Suasana penuh kebersamaan dan semangat gotong royong terlihat sejak awal kegiatan. Kapolres bersama unsur Forkopimda dan para petani turun langsung ke lokasi pertanian untuk melaksanakan panen jagung hasil binaan kelompok tani. Setelah pelaksanaan panen raya, kegiatan dilanjutkan dengan penanaman kembali bibit jagung pipil sebagai simbol keberlanjutan program pertanian dan komitmen bersama dalam menjaga ketahanan pangan daerah.
Dalam kesempatan tersebut, Kapolres Pulau Morotai AKBP drh. Dedi Wijayanto, S.H., menyampaikan bahwa Polri tidak hanya memiliki tugas menjaga keamanan dan ketertiban masyarakat, tetapi juga hadir membantu serta mendukung program-program pembangunan dan pemberdayaan masyarakat, khususnya di sektor pertanian yang menjadi salah satu penopang utama perekonomian masyarakat.
Menurut Kapolres, ketahanan pangan merupakan bagian penting dalam menjaga stabilitas sosial dan kesejahteraan masyarakat. Oleh karena itu, keterlibatan seluruh elemen, baik pemerintah, aparat keamanan, maupun masyarakat sangat diperlukan guna menciptakan sektor pertanian yang produktif dan berkelanjutan.
“Kegiatan ini bukan sekadar panen raya, namun menjadi bentuk nyata kebersamaan antara Polri dan masyarakat dalam mendukung program ketahanan pangan nasional. Kami berharap kehadiran Polri dapat memberikan motivasi kepada para petani untuk terus meningkatkan hasil produksi pertanian,” ungkap Kapolres.
Selain sebagai bentuk dukungan terhadap sektor pertanian, kegiatan tersebut juga menjadi momentum mempererat hubungan silaturahmi antara Polri dan masyarakat melalui pendekatan humanis dan kerja nyata di lapangan. Kehadiran aparat kepolisian di tengah masyarakat diharapkan mampu membangun rasa aman, nyaman, serta meningkatkan kepercayaan publik terhadap institusi Polri.

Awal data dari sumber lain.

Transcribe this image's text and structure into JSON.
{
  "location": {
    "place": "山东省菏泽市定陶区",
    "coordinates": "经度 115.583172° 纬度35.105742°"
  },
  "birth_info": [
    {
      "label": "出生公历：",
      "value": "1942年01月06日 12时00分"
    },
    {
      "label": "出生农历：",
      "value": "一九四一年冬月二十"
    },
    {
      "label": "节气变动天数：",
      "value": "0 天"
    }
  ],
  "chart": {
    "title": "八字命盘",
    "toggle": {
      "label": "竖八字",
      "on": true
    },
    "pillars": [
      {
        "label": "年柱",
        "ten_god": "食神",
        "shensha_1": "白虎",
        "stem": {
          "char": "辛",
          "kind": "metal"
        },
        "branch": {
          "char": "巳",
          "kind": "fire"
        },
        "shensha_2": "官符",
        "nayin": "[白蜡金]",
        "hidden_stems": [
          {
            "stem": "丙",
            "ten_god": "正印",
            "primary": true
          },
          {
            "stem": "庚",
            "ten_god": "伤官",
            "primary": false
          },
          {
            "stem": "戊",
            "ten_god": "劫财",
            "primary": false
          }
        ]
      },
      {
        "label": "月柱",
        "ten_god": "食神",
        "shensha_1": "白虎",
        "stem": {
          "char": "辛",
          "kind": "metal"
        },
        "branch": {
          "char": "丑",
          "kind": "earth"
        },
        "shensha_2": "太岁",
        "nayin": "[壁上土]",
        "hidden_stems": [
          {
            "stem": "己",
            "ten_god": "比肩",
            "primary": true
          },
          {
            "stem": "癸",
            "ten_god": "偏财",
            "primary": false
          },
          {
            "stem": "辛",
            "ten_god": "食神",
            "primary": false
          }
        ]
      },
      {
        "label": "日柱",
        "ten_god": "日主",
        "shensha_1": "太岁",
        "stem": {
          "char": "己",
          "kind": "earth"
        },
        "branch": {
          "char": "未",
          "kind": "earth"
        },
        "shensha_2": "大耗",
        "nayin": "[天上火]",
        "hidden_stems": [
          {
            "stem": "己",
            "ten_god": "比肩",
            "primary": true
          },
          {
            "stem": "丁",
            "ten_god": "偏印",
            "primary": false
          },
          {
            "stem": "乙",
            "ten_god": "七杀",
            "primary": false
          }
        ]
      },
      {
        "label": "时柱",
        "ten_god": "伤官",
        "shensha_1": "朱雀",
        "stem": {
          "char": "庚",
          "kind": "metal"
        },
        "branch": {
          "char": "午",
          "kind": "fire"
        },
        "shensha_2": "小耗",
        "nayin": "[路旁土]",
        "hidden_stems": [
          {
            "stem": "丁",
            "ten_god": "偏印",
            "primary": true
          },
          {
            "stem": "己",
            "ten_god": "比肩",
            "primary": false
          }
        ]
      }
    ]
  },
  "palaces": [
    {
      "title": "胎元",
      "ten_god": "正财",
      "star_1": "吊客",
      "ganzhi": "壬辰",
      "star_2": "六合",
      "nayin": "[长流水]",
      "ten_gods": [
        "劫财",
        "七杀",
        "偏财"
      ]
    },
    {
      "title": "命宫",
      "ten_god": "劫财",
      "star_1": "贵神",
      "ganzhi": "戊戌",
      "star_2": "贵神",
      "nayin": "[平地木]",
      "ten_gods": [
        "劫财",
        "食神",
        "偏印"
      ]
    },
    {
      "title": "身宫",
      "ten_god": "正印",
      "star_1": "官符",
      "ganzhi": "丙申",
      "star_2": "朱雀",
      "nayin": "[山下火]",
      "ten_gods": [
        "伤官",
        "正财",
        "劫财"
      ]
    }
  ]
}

Kelompok tani dan masyarakat Desa Pilowo menyampaikan apresiasi atas perhatian dan dukungan yang diberikan Polres Pulau Morotai terhadap perkembangan sektor pertanian di wilayah mereka. Warga berharap program pembinaan pertanian yang dilakukan Polsek Morotai Selatan dapat terus berlanjut sehingga mampu meningkatkan kesejahteraan petani dan memperkuat perekonomian masyarakat desa.
Selama kegiatan berlangsung, situasi terpantau aman, tertib, dan kondusif. Seluruh rangkaian kegiatan berjalan lancar dengan penuh semangat kebersamaan antara aparat kepolisian, pemerintah daerah, dan masyarakat.